Is "$\log xy$" ambiguous?
How should one interpret "$\log xy$"? Choices are
- it is the same as $\log(xy)$, for which there is no ambiguity
- without parentheses, only the $x$ is in the logarithm, and so it is equivalent to $\log(x)y$, which most would write as $y\log(x)$, for which there is no ambiguity
- it is not well defined, and so it has no meaning
People may have an opinion on this question, but if you can cite your answer from a reputable website or a book, I would greatly appreciate it as I have had no such luck.
Note that this ambiguity does not occur when we are taking the log of a fraction as the log is written level with the division line and so the entire fraction can be viewed as one object.
Update: one reason I ask this question is that in grading student's work, I need to decide whether or not to count off for incorrect notation if they write logxy when they mean log(xy).
Solution 1:
If someone meant $y\log x$, they would write that in order to avoid any ambiguity. Thus it is reasonable to assume $\log xy$ means $\log(xy)$.

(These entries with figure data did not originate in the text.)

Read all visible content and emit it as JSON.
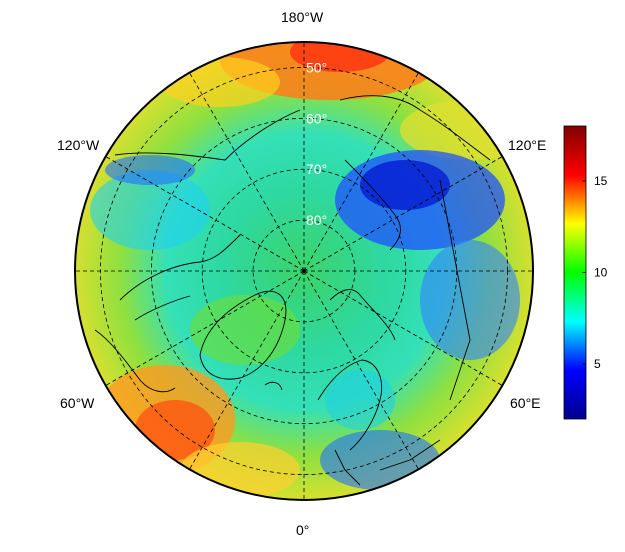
{
  "map": {
    "projection": "north-polar-stereographic",
    "longitude_labels": {
      "top": "180°W",
      "bottom": "0°",
      "upper_left": "120°W",
      "upper_right": "120°E",
      "lower_left": "60°W",
      "lower_right": "60°E"
    },
    "latitude_labels": [
      "50°",
      "60°",
      "70°",
      "80°"
    ],
    "graticule_style": "dashed",
    "coastlines": true
  },
  "colorbar": {
    "range": [
      2,
      18
    ],
    "ticks": [
      "5",
      "10",
      "15"
    ],
    "colormap": "jet",
    "colors": [
      "#00008f",
      "#0000ff",
      "#00ffff",
      "#00ff00",
      "#ffff00",
      "#ff0000",
      "#800000"
    ]
  }
}
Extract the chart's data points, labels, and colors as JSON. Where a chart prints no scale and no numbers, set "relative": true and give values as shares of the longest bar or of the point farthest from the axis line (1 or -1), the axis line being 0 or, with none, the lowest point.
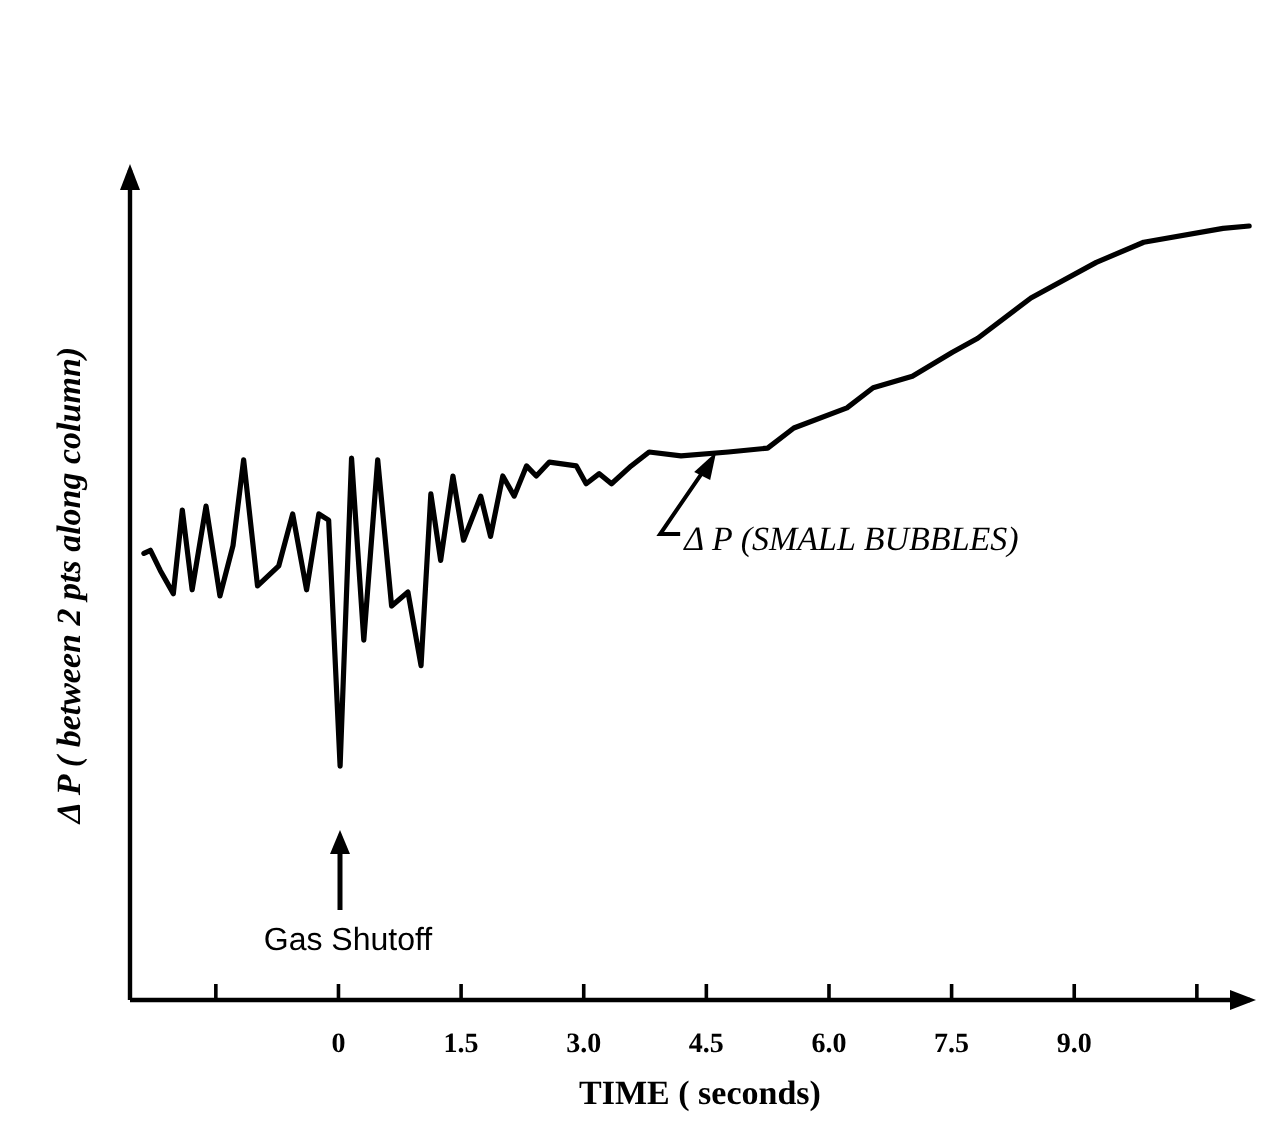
{
  "chart_data": {
    "type": "line",
    "relative": true,
    "xlabel": "TIME ( seconds)",
    "ylabel": "Δ P ( between  2 pts along column)",
    "xlim": [
      -2.55,
      11.15
    ],
    "xticks": [
      {
        "value": -1.5,
        "label": null
      },
      0,
      1.5,
      {
        "value": 3.0,
        "label": "3.0"
      },
      4.5,
      {
        "value": 6.0,
        "label": "6.0"
      },
      7.5,
      {
        "value": 9.0,
        "label": "9.0"
      },
      {
        "value": 10.5,
        "label": null
      }
    ],
    "grid": false,
    "marker": "none",
    "line_style": "solid",
    "series": [
      {
        "color": "#000000",
        "x": [
          -2.38,
          -2.3,
          -2.18,
          -2.02,
          -1.91,
          -1.79,
          -1.62,
          -1.45,
          -1.29,
          -1.16,
          -0.99,
          -0.73,
          -0.56,
          -0.39,
          -0.24,
          -0.12,
          0.02,
          0.16,
          0.31,
          0.48,
          0.65,
          0.85,
          1.01,
          1.13,
          1.25,
          1.4,
          1.53,
          1.74,
          1.86,
          2.01,
          2.15,
          2.3,
          2.42,
          2.58,
          2.91,
          3.03,
          3.19,
          3.34,
          3.58,
          3.8,
          4.19,
          4.77,
          5.25,
          5.57,
          6.22,
          6.54,
          7.02,
          7.51,
          7.82,
          8.47,
          9.27,
          9.85,
          10.82,
          11.14
        ],
        "values": [
          0.577,
          0.581,
          0.555,
          0.525,
          0.633,
          0.53,
          0.638,
          0.522,
          0.587,
          0.698,
          0.535,
          0.561,
          0.628,
          0.53,
          0.628,
          0.62,
          0.302,
          0.7,
          0.465,
          0.698,
          0.509,
          0.527,
          0.432,
          0.654,
          0.568,
          0.677,
          0.594,
          0.651,
          0.599,
          0.677,
          0.651,
          0.69,
          0.677,
          0.695,
          0.69,
          0.667,
          0.68,
          0.667,
          0.69,
          0.708,
          0.703,
          0.708,
          0.713,
          0.739,
          0.765,
          0.791,
          0.806,
          0.837,
          0.855,
          0.907,
          0.953,
          0.979,
          0.997,
          1.0
        ]
      }
    ],
    "annotations": [
      "Gas Shutoff",
      {
        "text": "Δ P (SMALL BUBBLES)",
        "x": 4.62,
        "y": 0.708
      }
    ]
  }
}
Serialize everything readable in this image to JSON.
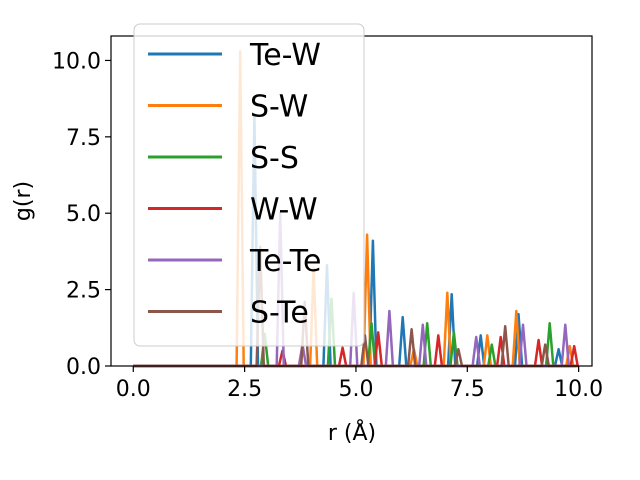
{
  "chart_data": {
    "type": "line",
    "xlabel": "r (Å)",
    "ylabel": "g(r)",
    "xlim": [
      -0.5,
      10.3
    ],
    "ylim": [
      0,
      10.8
    ],
    "xticks": [
      "0.0",
      "2.5",
      "5.0",
      "7.5",
      "10.0"
    ],
    "yticks": [
      "0.0",
      "2.5",
      "5.0",
      "7.5",
      "10.0"
    ],
    "grid": false,
    "legend_position": "upper-left",
    "series": [
      {
        "name": "Te-W",
        "color": "#1f77b4",
        "peaks": [
          [
            2.72,
            8.2
          ],
          [
            4.35,
            3.3
          ],
          [
            5.38,
            4.1
          ],
          [
            6.05,
            1.6
          ],
          [
            7.15,
            2.35
          ],
          [
            7.8,
            1.0
          ],
          [
            8.65,
            1.7
          ],
          [
            9.55,
            0.55
          ]
        ]
      },
      {
        "name": "S-W",
        "color": "#ff7f0e",
        "peaks": [
          [
            2.4,
            10.3
          ],
          [
            4.05,
            3.2
          ],
          [
            5.25,
            4.3
          ],
          [
            6.3,
            0.55
          ],
          [
            7.05,
            2.4
          ],
          [
            7.95,
            1.0
          ],
          [
            8.6,
            1.8
          ],
          [
            9.8,
            0.65
          ]
        ]
      },
      {
        "name": "S-S",
        "color": "#2ca02c",
        "peaks": [
          [
            2.95,
            1.05
          ],
          [
            4.45,
            2.2
          ],
          [
            5.35,
            1.4
          ],
          [
            6.6,
            1.4
          ],
          [
            7.2,
            1.1
          ],
          [
            8.05,
            0.7
          ],
          [
            9.35,
            1.4
          ]
        ]
      },
      {
        "name": "W-W",
        "color": "#d62728",
        "peaks": [
          [
            3.35,
            0.5
          ],
          [
            4.7,
            0.6
          ],
          [
            5.5,
            1.1
          ],
          [
            6.85,
            1.0
          ],
          [
            8.25,
            0.95
          ],
          [
            9.1,
            0.85
          ],
          [
            9.9,
            0.65
          ]
        ]
      },
      {
        "name": "Te-Te",
        "color": "#9467bd",
        "peaks": [
          [
            3.3,
            5.0
          ],
          [
            3.8,
            0.7
          ],
          [
            4.95,
            2.4
          ],
          [
            5.75,
            1.8
          ],
          [
            6.5,
            1.35
          ],
          [
            7.7,
            0.95
          ],
          [
            8.75,
            1.35
          ],
          [
            9.7,
            1.35
          ]
        ]
      },
      {
        "name": "S-Te",
        "color": "#8c564b",
        "peaks": [
          [
            2.85,
            3.9
          ],
          [
            3.85,
            2.1
          ],
          [
            5.2,
            1.0
          ],
          [
            6.25,
            1.2
          ],
          [
            7.3,
            0.55
          ],
          [
            8.35,
            1.3
          ],
          [
            9.25,
            0.7
          ]
        ]
      }
    ]
  }
}
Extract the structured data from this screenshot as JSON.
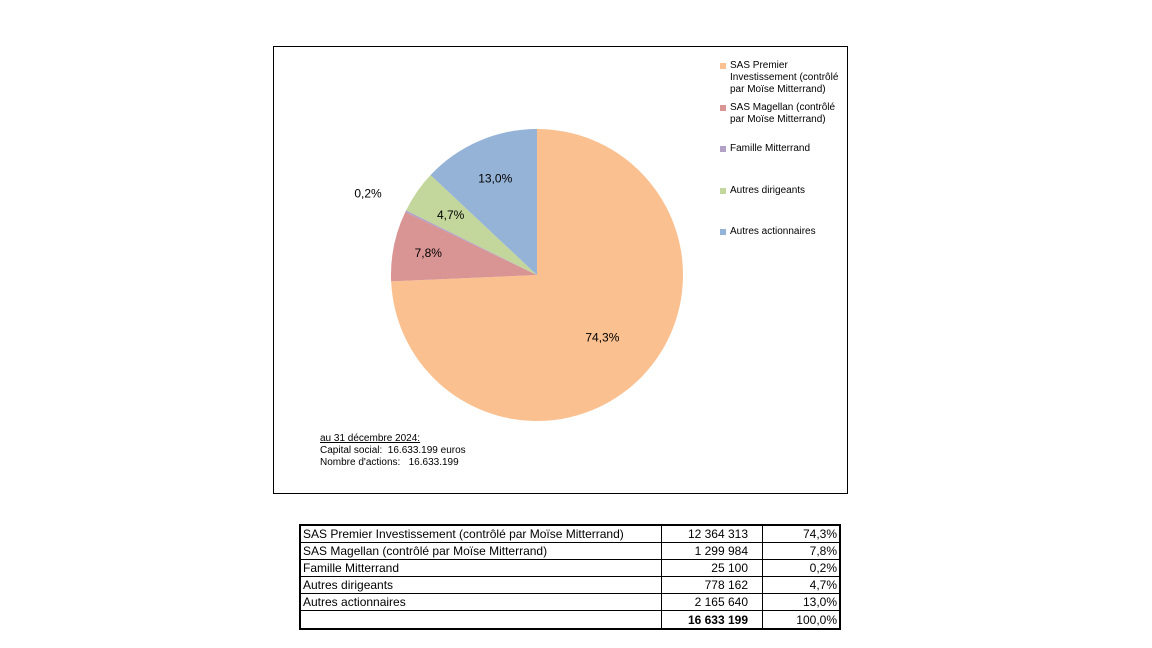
{
  "chart_data": {
    "type": "pie",
    "slices": [
      {
        "name": "SAS Premier Investissement (contrôlé par Moïse Mitterrand)",
        "value": 74.3,
        "label": "74,3%",
        "color": "#FAC090"
      },
      {
        "name": "SAS Magellan (contrôlé par Moïse Mitterrand)",
        "value": 7.8,
        "label": "7,8%",
        "color": "#D99594"
      },
      {
        "name": "Famille Mitterrand",
        "value": 0.2,
        "label": "0,2%",
        "color": "#B2A1C7"
      },
      {
        "name": "Autres dirigeants",
        "value": 4.7,
        "label": "4,7%",
        "color": "#C3D69B"
      },
      {
        "name": "Autres actionnaires",
        "value": 13.0,
        "label": "13,0%",
        "color": "#95B3D7"
      }
    ],
    "legend": [
      "SAS Premier Investissement (contrôlé par Moïse Mitterrand)",
      "SAS Magellan (contrôlé par Moïse Mitterrand)",
      "Famille Mitterrand",
      "Autres dirigeants",
      "Autres actionnaires"
    ],
    "legend_position": "right"
  },
  "caption": {
    "heading": "au 31 décembre 2024:",
    "line1": "Capital social:  16.633.199 euros",
    "line2": "Nombre d'actions:   16.633.199"
  },
  "table": {
    "rows": [
      {
        "name": "SAS Premier Investissement (contrôlé par Moïse Mitterrand)",
        "shares": "12 364 313",
        "pct": "74,3%"
      },
      {
        "name": "SAS Magellan (contrôlé par Moïse Mitterrand)",
        "shares": "1 299 984",
        "pct": "7,8%"
      },
      {
        "name": "Famille Mitterrand",
        "shares": "25 100",
        "pct": "0,2%"
      },
      {
        "name": "Autres dirigeants",
        "shares": "778 162",
        "pct": "4,7%"
      },
      {
        "name": "Autres actionnaires",
        "shares": "2 165 640",
        "pct": "13,0%"
      }
    ],
    "total": {
      "name": "",
      "shares": "16 633 199",
      "pct": "100,0%"
    }
  }
}
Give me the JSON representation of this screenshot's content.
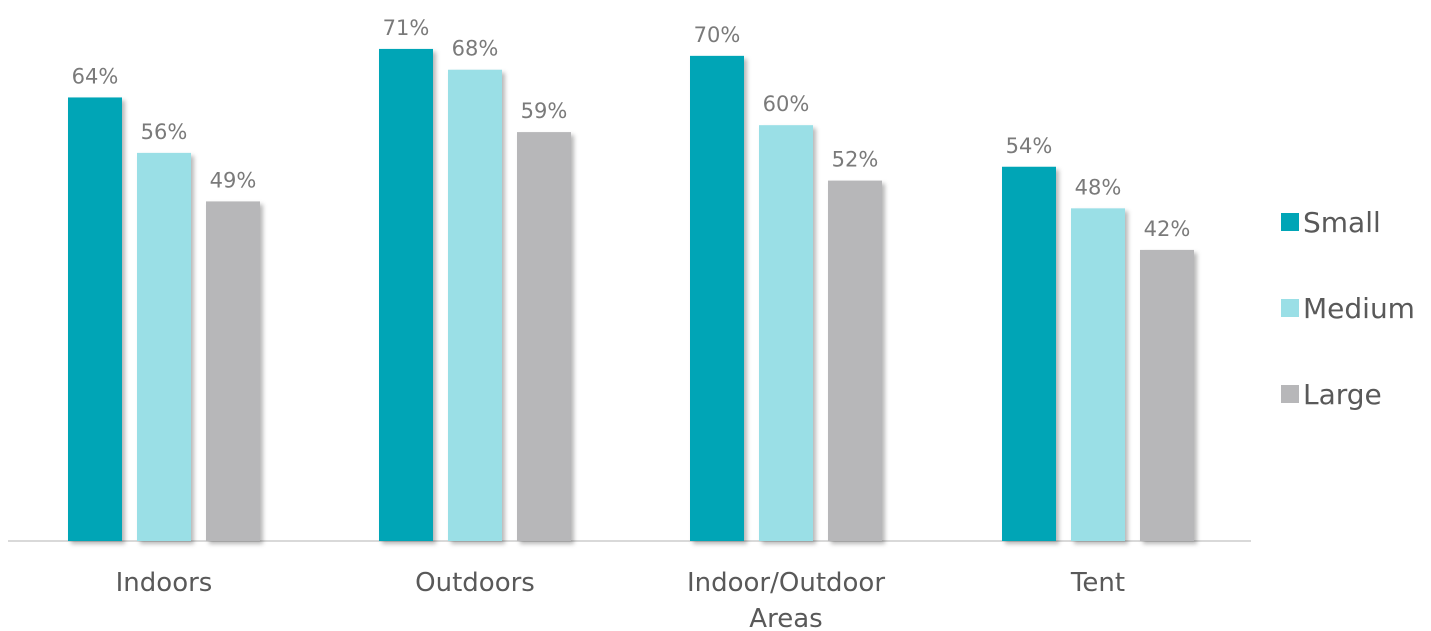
{
  "chart_data": {
    "type": "bar",
    "title": "",
    "xlabel": "",
    "ylabel": "",
    "categories": [
      [
        "Indoors"
      ],
      [
        "Outdoors"
      ],
      [
        "Indoor/Outdoor",
        "Areas"
      ],
      [
        "Tent"
      ]
    ],
    "series": [
      {
        "name": "Small",
        "color": "#00a5b6",
        "values": [
          64,
          71,
          70,
          54
        ]
      },
      {
        "name": "Medium",
        "color": "#9adfe6",
        "values": [
          56,
          68,
          60,
          48
        ]
      },
      {
        "name": "Large",
        "color": "#b7b7b9",
        "values": [
          49,
          59,
          52,
          42
        ]
      }
    ],
    "value_suffix": "%",
    "ylim": [
      0,
      72
    ],
    "grid": false,
    "legend_position": "right",
    "axis_line_color": "#d9d9d9",
    "label_color": "#7a7a7a",
    "text_color": "#595959"
  }
}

But many prefer not to assume at all, as it must be done case-by-case without rigorous rules. And if you have to assume, you can never be certain what the author meant, at least without context.
Solution 2:
I don't know if the Desmos graphing calculator counts as an authority on the subject, but it seems to interpret it as option 1. Most people that I know, including myself, would also interpret it as option 1. This also seems to be the case for other such parentheses-less functions, such as $\sin xy$. If any ambiguity is caused, it's good practice to put parentheses around the argument of a function for clarification.